From our Fund Manager’s Desk
We regularly explore the investment rationale of one of the companies we own in the Fund to articulate what we find compelling. This time round we have chosen Boston Scientific.
Rather like investing, maintaining a sustainable edge in medical innovation requires staying within your realm of expertise whilst maintaining a diversified portfolio of attractive opportunities. Boston Scientific has transformed itself into one of the best proponents of this strategy within the MedTech industry. We elaborate why we hold the shares.
Boston Scientific develops and sells global medical devices. It is well regarded in the industry for its long-held cardiovascular franchise, which includes pacemakers, defibrillators and stents. These legacy products are still growing steadily in demand but the pace is limited given competition from the likes of Medtronic and Abbott. Ongoing innovation has helped. For example, Boston Scientific’s Resonate™ family of implantable defibrillators and Eluvia™ drug-eluting stents to keep arteries unblocked has helped to bolster growth in its cardiovascular franchise. However, the nub of the investment case is the company’s diversification into adjacent fields of expertise. Through a mixture of in-house innovations and bolt-on acquisitions, Boston Scientific has branched out into faster growing areas, such as neuromodulation and endoscopy.

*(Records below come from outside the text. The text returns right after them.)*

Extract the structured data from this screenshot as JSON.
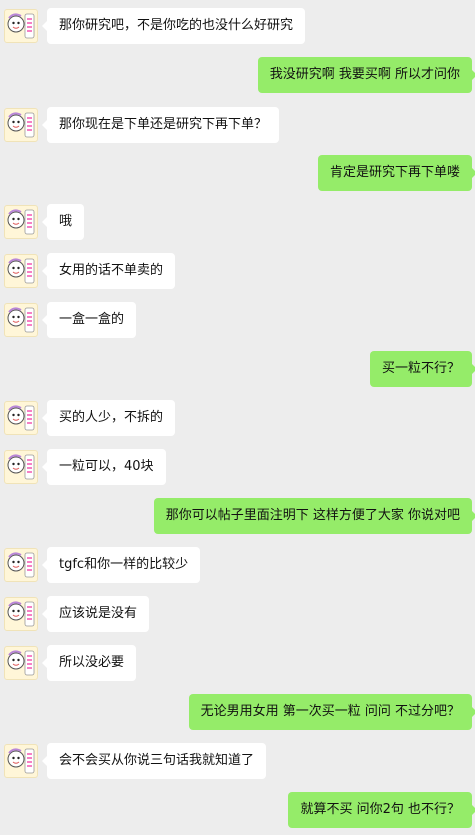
{
  "conversation": {
    "messages": [
      {
        "side": "left",
        "text": "那你研究吧，不是你吃的也没什么好研究"
      },
      {
        "side": "right",
        "text": "我没研究啊 我要买啊 所以才问你"
      },
      {
        "side": "left",
        "text": "那你现在是下单还是研究下再下单？"
      },
      {
        "side": "right",
        "text": "肯定是研究下再下单喽"
      },
      {
        "side": "left",
        "text": "哦"
      },
      {
        "side": "left",
        "text": "女用的话不单卖的"
      },
      {
        "side": "left",
        "text": "一盒一盒的"
      },
      {
        "side": "right",
        "text": "买一粒不行？"
      },
      {
        "side": "left",
        "text": "买的人少，不拆的"
      },
      {
        "side": "left",
        "text": "一粒可以，40块"
      },
      {
        "side": "right",
        "text": "那你可以帖子里面注明下 这样方便了大家 你说对吧"
      },
      {
        "side": "left",
        "text": "tgfc和你一样的比较少"
      },
      {
        "side": "left",
        "text": "应该说是没有"
      },
      {
        "side": "left",
        "text": "所以没必要"
      },
      {
        "side": "right",
        "text": "无论男用女用 第一次买一粒 问问 不过分吧？"
      },
      {
        "side": "left",
        "text": "会不会买从你说三句话我就知道了"
      },
      {
        "side": "right",
        "text": "就算不买 问你2句 也不行？"
      }
    ]
  },
  "colors": {
    "background": "#ededed",
    "incoming_bubble": "#ffffff",
    "outgoing_bubble": "#95ec69",
    "text": "#111111"
  },
  "icons": {
    "contact_avatar": "cartoon-character-avatar-icon"
  }
}
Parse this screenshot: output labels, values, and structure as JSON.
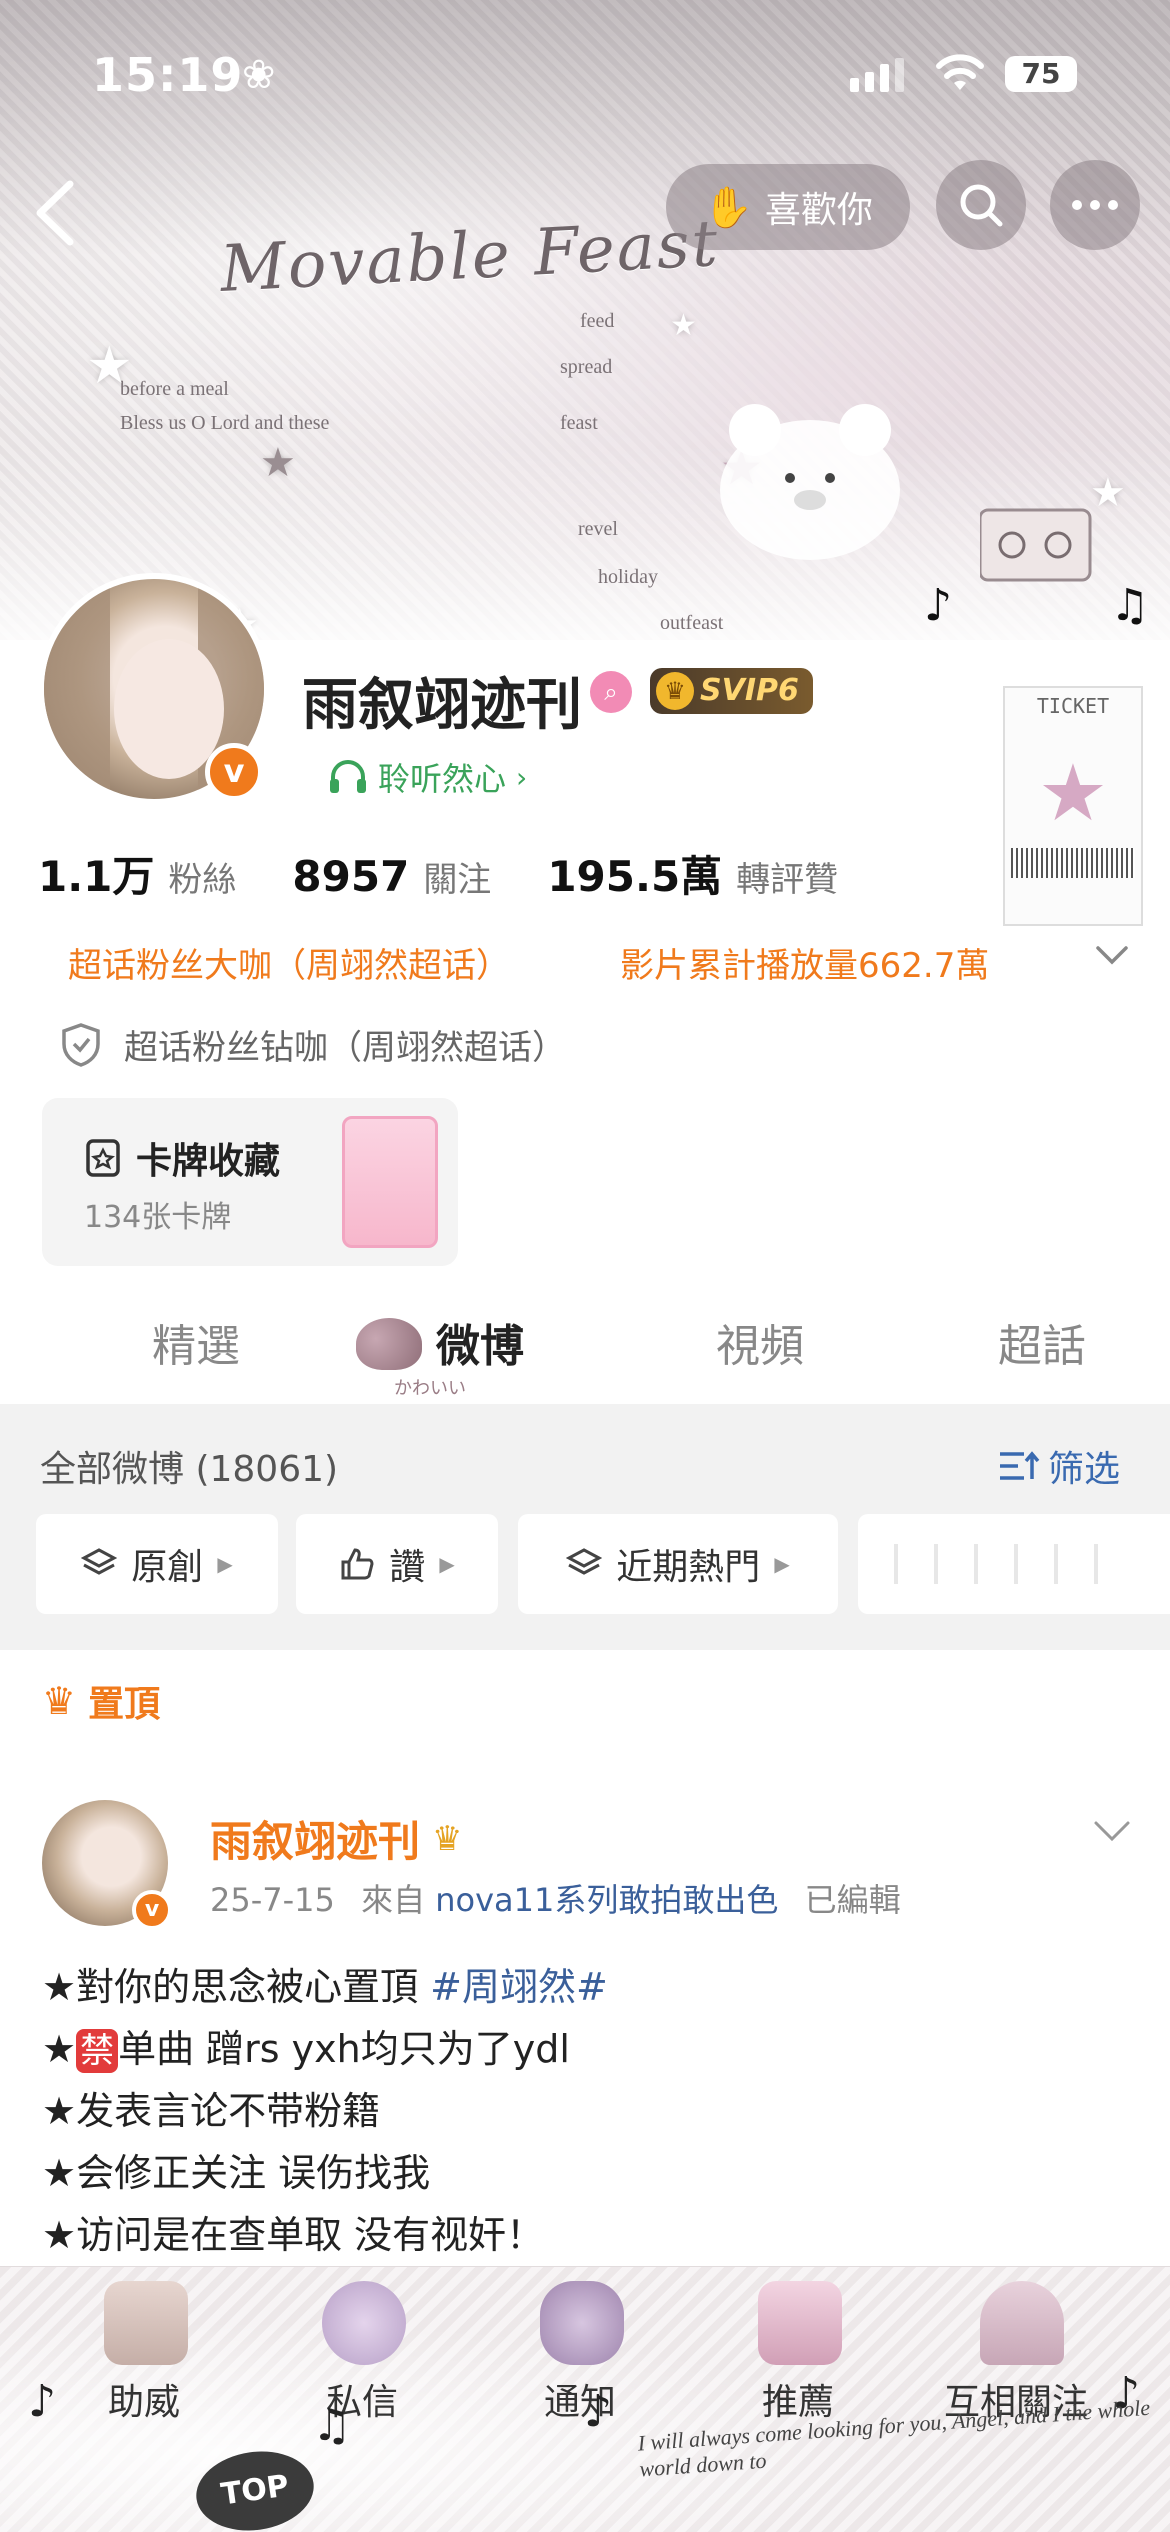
{
  "status_bar": {
    "time": "15:19",
    "battery": "75"
  },
  "banner": {
    "title": "Movable Feast",
    "lines": [
      "before a meal",
      "Bless us O Lord and these",
      "spread",
      "feed",
      "holiday",
      "outfeast",
      "revel",
      "feast"
    ]
  },
  "header": {
    "like_label": "喜歡你"
  },
  "profile": {
    "username": "雨叙翊迹刊",
    "svip_label": "SVIP6",
    "listen_label": "聆听然心",
    "stats": [
      {
        "num": "1.1万",
        "label": "粉絲"
      },
      {
        "num": "8957",
        "label": "關注"
      },
      {
        "num": "195.5萬",
        "label": "轉評贊"
      }
    ],
    "tag_left": "超话粉丝大咖（周翊然超话）",
    "tag_right": "影片累計播放量662.7萬",
    "shield_label": "超话粉丝钻咖（周翊然超话）",
    "ticket_label": "TICKET",
    "card": {
      "title": "卡牌收藏",
      "sub": "134张卡牌"
    }
  },
  "tabs": [
    {
      "label": "精選"
    },
    {
      "label": "微博"
    },
    {
      "label": "視頻"
    },
    {
      "label": "超話"
    }
  ],
  "tab_kawaii": "かわいい",
  "feed": {
    "all_posts": "全部微博 (18061)",
    "filter_label": "筛选",
    "chips": [
      "原創",
      "讚",
      "近期熱門"
    ]
  },
  "pinned_label": "置頂",
  "post": {
    "name": "雨叙翊迹刊",
    "date": "25-7-15",
    "from": "來自",
    "source": "nova11系列敢拍敢出色",
    "edited": "已編輯",
    "line1_prefix": "★對你的思念被心置頂 ",
    "line1_tag": "#周翊然#",
    "line2_ban": "禁",
    "line2_rest": "单曲 蹭rs yxh均只为了ydl",
    "line3": "★发表言论不带粉籍",
    "line4": "★会修正关注 误伤找我",
    "line5": "★访问是在查单取 没有视奸！"
  },
  "bottom_nav": [
    {
      "label": "助威"
    },
    {
      "label": "私信"
    },
    {
      "label": "通知"
    },
    {
      "label": "推薦"
    },
    {
      "label": "互相關注"
    }
  ],
  "top_button": "TOP",
  "bottom_deco": "I will always come looking for you, Angel, and I the whole world down to"
}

Within neuromodulation Boston Scientific provides spinal cord and deep brain stimulator systems used for the management of chronic pain and the treatment of Parkinson’s disease respectively. The company’s Spectra WaveWriter™ Spinal cord stimulator system is a drug-free treatment that can mask pain messages travelling to the brain by sending electrical impulses to the spinal cord that can vary with frequency, pulse width and amplitude.
Patients are also able to provide real-time feedback, using a remote control which is designed to enable adjustments because everyone experiences pain differently and pain changes over time. One in five adults in Europe are affected by chronic pain and therefore this innovative treatment can help to reduce the growing dependence on opioid drugs by high-risk users.
Another exciting growth opportunity is endoscopy. This is a procedure where the inside of your body is examined using an endoscope, which is a long thin flexible tube with a light source and camera at one end. The worldwide endoscopy devices market is expected to grow over +6% annually and exceed $35bn by 2022. A driver has been the consistent increase in the incidence of cancer, gastrointestinal diseases and other chronic diseases, which can be attributed to the ageing population, growing incidence of obesity and lifestyle related factors. Additionally, the improvement in visualisation and diagnostic technology, accompanied by higher awareness of advantages among medical professionals, is driving the demand. The market is dominated by flexible endoscopes, of which Boston Scientific has several products in this category.
Boston Scientific’s diversification strategy is starting to pay dividends. Revenue is projected to grow +8% to +10% per annum, an acceleration from several years ago due to management’s decision, led by chief executive Mike Mahoney, to undertake this transformative shift in the business mix to higher growth devices categories. As a result, the revenue mix to the flattish growing (0% to +3% per annum) pacemakers, defibrillators and stents businesses declined from 40% of group revenue in 2013 to 30% in 2018, and management are targeting 20% by 2021. The flipside is an increase in the revenue mix in high (greater than +10% per annum) and moderate (+4% to +9% per annum) growth markets to 80% by 2021.
In addition, Boston Scientific has a track record of driving operating profit margin expansion since 2012 through productivity improvements and cost savings. The company expects operating margins to exceed 30% over the long term from about 26% today. The combination of accelerating revenue growth and expanding profit margins is expected to drive +12% to +15% per annum earnings growth over the medium term. A strong platform to deliver compound investment returns to shareholders. The shares are valued approximately in line with the medical devices sector, although a premium is warranted given the potential to deliver earnings per share growth above their peer group.
In summary, an investment in Boston Scientific directly benefits from the increasing demand for healthcare as populations age and from rising patients’ expectations for high quality care. Unlike prescription drugs, where pricing will likely remain a political football during and beyond the Presidential election campaigns, MedTech is viewed favourably as “part of the solution” to improve healthcare outcomes and lower medical costs. Boston Scientific’s ongoing strategy of targeting a spread of high growth speciality niches ensures it retains leadership at the cutting edge of innovative therapies. Focused diversification makes sense in MedTech as well as in global equity fund management.